相当重いそれは私__________白沢葬子シラサワソウコをじっと見つめ、動き出した。


飛び出したという方が近い。


がばっという音が聞こえそうな動きだった。


端から見れば一瞬出来事だったのかもしれない。


いや、実際に一瞬の出来事だった。


テレビとかに出てくるアスリートでさえ、反応できるかどうかの速度でそれは動き出していた。


あかねとの距離は十メートルにも満たない。


本来の私であれば、すぐにあかねの後を追って、命が刈り取られていたかもしれない。


だけど…だけど…


結果的にはそうはならなかった。


背後で大きな音がした。


ガシャンという崩れる音。
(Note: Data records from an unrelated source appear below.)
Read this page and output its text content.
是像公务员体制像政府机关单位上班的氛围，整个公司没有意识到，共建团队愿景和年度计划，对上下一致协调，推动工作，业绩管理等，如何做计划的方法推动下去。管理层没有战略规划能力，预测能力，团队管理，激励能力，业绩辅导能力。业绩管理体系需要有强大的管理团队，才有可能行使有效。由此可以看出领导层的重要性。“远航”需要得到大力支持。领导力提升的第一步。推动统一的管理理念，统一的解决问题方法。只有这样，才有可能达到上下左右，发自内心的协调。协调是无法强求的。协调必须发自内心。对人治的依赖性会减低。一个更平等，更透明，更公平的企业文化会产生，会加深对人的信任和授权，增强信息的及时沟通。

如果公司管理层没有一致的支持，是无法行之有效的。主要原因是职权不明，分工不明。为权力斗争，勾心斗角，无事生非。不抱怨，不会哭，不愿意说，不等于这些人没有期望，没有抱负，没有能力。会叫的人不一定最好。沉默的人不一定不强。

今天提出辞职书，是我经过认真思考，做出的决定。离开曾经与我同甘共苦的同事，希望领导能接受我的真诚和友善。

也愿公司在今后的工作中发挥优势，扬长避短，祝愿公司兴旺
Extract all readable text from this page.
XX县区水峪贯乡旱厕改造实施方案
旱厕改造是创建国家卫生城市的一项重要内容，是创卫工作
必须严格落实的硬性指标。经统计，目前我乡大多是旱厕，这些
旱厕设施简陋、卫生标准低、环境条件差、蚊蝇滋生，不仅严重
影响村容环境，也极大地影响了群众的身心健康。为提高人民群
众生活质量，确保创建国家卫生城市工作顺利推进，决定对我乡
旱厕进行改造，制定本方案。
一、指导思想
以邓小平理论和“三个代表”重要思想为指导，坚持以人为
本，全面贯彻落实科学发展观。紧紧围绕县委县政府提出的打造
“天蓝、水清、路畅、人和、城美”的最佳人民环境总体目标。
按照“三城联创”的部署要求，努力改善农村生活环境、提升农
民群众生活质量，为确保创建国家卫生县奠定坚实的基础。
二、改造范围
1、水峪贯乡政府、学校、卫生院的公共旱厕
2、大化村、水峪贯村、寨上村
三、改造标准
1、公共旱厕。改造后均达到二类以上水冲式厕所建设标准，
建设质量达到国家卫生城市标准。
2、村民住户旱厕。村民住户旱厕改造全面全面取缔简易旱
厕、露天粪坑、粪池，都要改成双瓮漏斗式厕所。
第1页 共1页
パリンという割れる音。


びっくりして、振り返るとさっきのそれが下駄箱へと突っ込んでいるのが見えた。


ガラガラと落ちてくる靴をめんどくさそうに払いのけ、再びこちらを覗くそれ。


なんで避けられたのか考える暇なんてなかった。


驚きの後に突然押し寄せる感情の波。


生物の遺伝子へと刻み込まれた純粋な恐怖に私は襲われた。


気がついたら走っていた。




怖い。とても怖い。


逃げたい。あいつから離れたい。






“視られたくない”




聞いたことのない叫び声が聞こえてきた。


見えないけど、多分あいつの声だ。


なんで雄叫びを上げてるのかな。